L’actualité de la rentrée : portable en pause
C’est une information qui n’aura pas échappé aux adolescents : ils devront effectuer leur scolarité sans téléphone portable ! La loi sur l’interdiction des téléphones portables s’applique désormais aux lycéens.
Selon une étude de l’institut IPSOS pour le Centre national du Livre publiée en 2025, les 15-19 ans passent en moyenne 5 h 19 min par jour sur des écrans, un temps en constante augmentation.

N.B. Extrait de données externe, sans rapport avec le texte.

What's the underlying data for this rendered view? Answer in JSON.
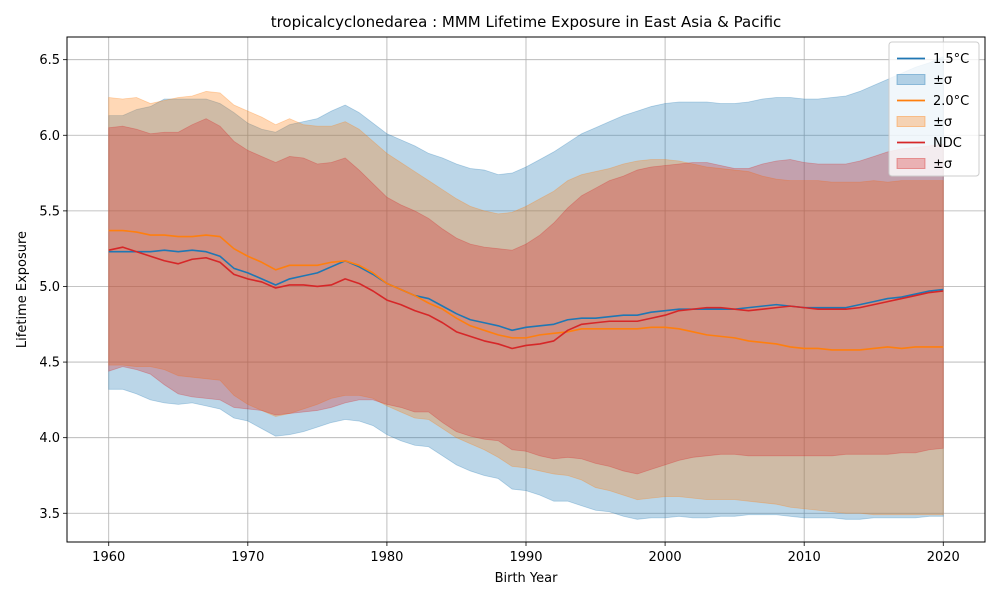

Cette exposition prolongée soulève des enjeux de santé publique (fatigue visuelle, troubles du sommeil), cognitifs (difficultés de concentration), sociaux (isolement) et civiques (désinformation, cyberharcèlement). L’interdiction du téléphone portable et autres objets connectés, déjà en vigueur à l’école et au collège, est donc étendue aux lycées en cette rentrée 2026. Le téléphone portable est désormais interdit dans l’enceinte des écoles, collèges et lycées mais également lors de toute activité extérieure ou sortie dans le cadre de l’enseignement. Cette interdiction n’est pas applicable aux équipements utilisés par les élèves présentant un handicap ou un trouble de santé invalidant. Pour le recteur de l’Académie, Gabriele Fioni, il s’agit avant tout d’humaniser le numérique et surtout l’utilisation qui en est faite par les plus jeunes. Interdire le portable c’est leur donner la possibilité de s’affranchir de cet objet pour se consacrer pleinement à l’apprentissage.
C’est aussi éviter de sombrer dans le cyberharcèlement et la distraction sans fin. Il recommande aux chefs d’établissement de mettre en place la mesure avec discernement et en concertation avec les étudiants pour trouver la manière la plus conforme avec la réalité de l’établissement. Les écoles et les établissements peuvent en effet inscrire dans leur règlement intérieur des dérogations à ce principe. Ainsi, dans les lycées dispensant des formations de l’enseignement supérieur, le règlement intérieur peut prévoir des dispositions particulières pour les étudiants. Tous les établissements peuvent également autoriser certaines dérogations, notamment pour des usages pédagogiques. Reste que certains risquent de vivre cette mise à distance comme un véritable manque et, une fois à la maison, de n’avoir qu’une priorité : partir à la recherche du temps perdu… non pas dans l’œuvre de Proust, mais sur leur téléphone. Là, ce ne sera plus à la loi de réglementer, mais bien aux parents de fixer les limites.